Save this and refresh the page. Aha! A blank page (better than an error!).

Add some text to our template so that we can make sure it is working. Add the following to home.html:

Check out this funny joke: What did the Pirate say on his 80th birthday? ... "Aye Matey!"

Save it and refresh the page. You should see your joke. Congrats!

People are going to get bored if they see that joke every time. Let’s make it dynamic.

Take a minute to think about how we could do this? What would you do?

Let’s add some logic to our view to get a joke and set it to a variable in context. Edit your view to look like this:

from django.http import HttpResponse
from django.views import View
from django.shortcuts import render
import pyjokes

class Home(View):
    def get(self, request):
        context = {
            'joke': pyjokes.get_joke()
        }
        return render(request, "home.html", context)

Now, we need to be able to access the variable joke in our view. Luckily, it’s already available, we just need to know how to get it.

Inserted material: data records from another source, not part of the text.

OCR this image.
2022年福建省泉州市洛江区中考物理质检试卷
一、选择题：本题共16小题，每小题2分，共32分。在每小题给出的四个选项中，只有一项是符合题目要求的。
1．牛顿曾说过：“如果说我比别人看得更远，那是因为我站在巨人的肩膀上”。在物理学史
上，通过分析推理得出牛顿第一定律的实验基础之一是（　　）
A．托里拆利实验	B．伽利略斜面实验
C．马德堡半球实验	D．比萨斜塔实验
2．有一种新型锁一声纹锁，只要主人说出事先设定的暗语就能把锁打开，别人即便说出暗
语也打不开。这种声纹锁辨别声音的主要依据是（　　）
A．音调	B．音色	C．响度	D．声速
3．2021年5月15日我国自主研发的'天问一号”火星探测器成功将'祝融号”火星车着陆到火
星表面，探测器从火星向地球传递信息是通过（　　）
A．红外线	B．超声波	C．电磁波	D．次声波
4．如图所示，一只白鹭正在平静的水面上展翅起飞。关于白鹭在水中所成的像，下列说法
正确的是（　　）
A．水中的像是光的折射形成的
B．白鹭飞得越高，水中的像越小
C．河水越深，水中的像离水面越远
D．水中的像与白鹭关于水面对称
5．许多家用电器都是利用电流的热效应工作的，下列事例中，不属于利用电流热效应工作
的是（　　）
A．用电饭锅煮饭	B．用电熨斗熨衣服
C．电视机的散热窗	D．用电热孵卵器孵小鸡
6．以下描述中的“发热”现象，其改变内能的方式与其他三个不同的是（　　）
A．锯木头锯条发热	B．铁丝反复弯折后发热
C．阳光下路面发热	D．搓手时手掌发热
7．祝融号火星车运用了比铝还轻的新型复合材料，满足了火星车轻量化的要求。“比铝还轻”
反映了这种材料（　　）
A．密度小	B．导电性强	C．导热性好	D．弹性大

Django templates use a templating language. This is simply a way to imbed variables and logic into an html document. In django, multi-line functions use a syntax like this {% CODE_HERE %} and variables are accessed like this {{ variable }}.

For now, let’s just edit our template to use the variable we are passing in. Change your home.html:

Check out this funny joke: {{ joke }}

The {{ joke }} in our template now will pull from the context we are passing into our view.

Save and refresh. A new joke!

Refresh again, another new joke! You just created a dynamic website. Nice!